Hello! I’d like to propose a new feature for Swift-DocC to add some functionality that’s currently missing: Giving documentation articles their own platform availability information, separately from the “fallback” data given for the catalog as a whole.
Currently, platform availability is set in one of two ways:
- Directly from source code, in
@available
attributes in Swift and the equivalent attributes in Objective-C, or - The “Default Availability” entry in the Info.plist for a documentation catalog, or the
--platform
flag todocc
itself, which both set platform availability for the catalog as a whole.
Critically, this means that the only kinds of documentation pages that can currently set their own platform availability are symbols, and only if their source code (and symbol graph translation) have that availability set. If you were to write a documentation article or tutorial that relied on OS APIs that were added in a certain platform version, you would have to write this in your prose, separately from the page metadata that symbols otherwise get for free.
In addition, there are extra signals that are associated with “platform versioning” that are also valuable, such as deprecation, or even currently unavailable, such as “Beta” designation.
Proposed solution
I would like to add a new metadata directive that acts as an analog of the @available
attribute in Swift, for the kinds of information that Swift-DocC currently uses and displays. It would allow you to set an article’s platform availability as if it were a symbol, and override a symbol’s availability via a documentation extension. This lets you flag some piece of content as only being valid for some platform or OS version.

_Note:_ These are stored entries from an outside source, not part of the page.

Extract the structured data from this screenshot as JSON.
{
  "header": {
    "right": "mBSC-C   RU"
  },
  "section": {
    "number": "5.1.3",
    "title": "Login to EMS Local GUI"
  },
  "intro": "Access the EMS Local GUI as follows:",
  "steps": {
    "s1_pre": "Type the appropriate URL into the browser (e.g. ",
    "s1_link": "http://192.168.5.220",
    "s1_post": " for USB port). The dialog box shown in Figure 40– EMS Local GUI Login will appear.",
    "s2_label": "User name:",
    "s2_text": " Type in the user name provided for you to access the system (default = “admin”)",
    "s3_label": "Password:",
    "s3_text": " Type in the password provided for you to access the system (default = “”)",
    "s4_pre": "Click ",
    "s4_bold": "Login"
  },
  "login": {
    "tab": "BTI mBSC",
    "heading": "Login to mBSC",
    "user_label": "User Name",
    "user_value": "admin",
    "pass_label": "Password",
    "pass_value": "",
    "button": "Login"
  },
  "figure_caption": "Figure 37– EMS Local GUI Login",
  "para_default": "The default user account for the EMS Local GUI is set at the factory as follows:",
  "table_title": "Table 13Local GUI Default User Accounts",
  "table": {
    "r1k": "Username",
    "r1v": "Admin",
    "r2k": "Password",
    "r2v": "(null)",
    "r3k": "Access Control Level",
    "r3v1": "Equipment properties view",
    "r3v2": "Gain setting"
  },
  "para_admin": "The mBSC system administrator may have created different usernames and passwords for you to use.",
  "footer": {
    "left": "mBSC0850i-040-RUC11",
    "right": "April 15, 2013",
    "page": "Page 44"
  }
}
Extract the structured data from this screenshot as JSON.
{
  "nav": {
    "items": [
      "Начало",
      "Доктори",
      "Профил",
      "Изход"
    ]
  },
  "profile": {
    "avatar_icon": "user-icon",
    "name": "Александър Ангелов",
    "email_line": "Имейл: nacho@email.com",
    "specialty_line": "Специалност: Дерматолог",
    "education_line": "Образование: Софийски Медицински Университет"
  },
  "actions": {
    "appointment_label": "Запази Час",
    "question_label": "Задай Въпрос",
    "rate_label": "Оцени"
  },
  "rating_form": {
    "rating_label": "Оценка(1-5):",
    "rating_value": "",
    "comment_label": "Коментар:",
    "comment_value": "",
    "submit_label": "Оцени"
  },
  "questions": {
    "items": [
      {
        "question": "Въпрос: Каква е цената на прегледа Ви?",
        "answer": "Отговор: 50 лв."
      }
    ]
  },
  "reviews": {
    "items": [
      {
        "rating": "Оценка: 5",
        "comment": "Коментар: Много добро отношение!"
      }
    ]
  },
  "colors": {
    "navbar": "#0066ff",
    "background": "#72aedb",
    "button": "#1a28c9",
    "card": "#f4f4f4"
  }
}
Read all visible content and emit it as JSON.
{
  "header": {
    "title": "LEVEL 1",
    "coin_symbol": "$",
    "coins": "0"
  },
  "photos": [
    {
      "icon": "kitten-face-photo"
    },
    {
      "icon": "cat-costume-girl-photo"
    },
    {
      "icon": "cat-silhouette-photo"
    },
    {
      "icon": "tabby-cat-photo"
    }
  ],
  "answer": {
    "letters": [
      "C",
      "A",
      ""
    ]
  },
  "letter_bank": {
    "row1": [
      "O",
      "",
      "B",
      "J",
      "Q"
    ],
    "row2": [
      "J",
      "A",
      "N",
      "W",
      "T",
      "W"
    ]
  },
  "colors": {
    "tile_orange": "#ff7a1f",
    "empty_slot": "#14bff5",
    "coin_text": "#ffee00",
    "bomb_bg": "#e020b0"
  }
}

The attribute operates similarly to the @available
attribute in Swift. It would be written in the page metadata and look something like this:
@Metadata {
@Available(iOS, introduced: "12.0")
@Available(macOS, introduced: "10.14")
}
@Metadata {
@Available(*, deprecated: true)
}
@Metadata {
@Available(*, isBeta: true)
}
The first argument matches the list of platforms from the Swift reference, linked above. An asterisk (*
) can be used to indicate “all platforms” for the purposes of applying deprecation or beta status.
The introduced
argument allows you to specify a version number for a specific platform. The deprecated
argument allows you to indicate that the page should be marked as “deprecated”. To write a deprecation message to display on the page, the @DeprecationSummary
directive can be used. Conversely, the isBeta
argument can be used to mark the page as “Beta”.
Open questions
- What combination of attribute arguments makes sense to support? The
@available
attribute in Swift supports much more metadata than Swift-DocC currently renders. - Should we extend this attribute to include information without an analog in source, like the package version an API was introduced in? Or even an arbitrary string? Could that information live in a separate attribute without being too confusing, or should
@Available
be designed to accept this information as well?
Let me know what you think! In combination with my other proposal for Sample Code links and page kinds, this can provide a powerful mechanism to mark what OS version(s) a sample requires. I’m excited to add this feature to Swift-DocC and make documentation even more powerful.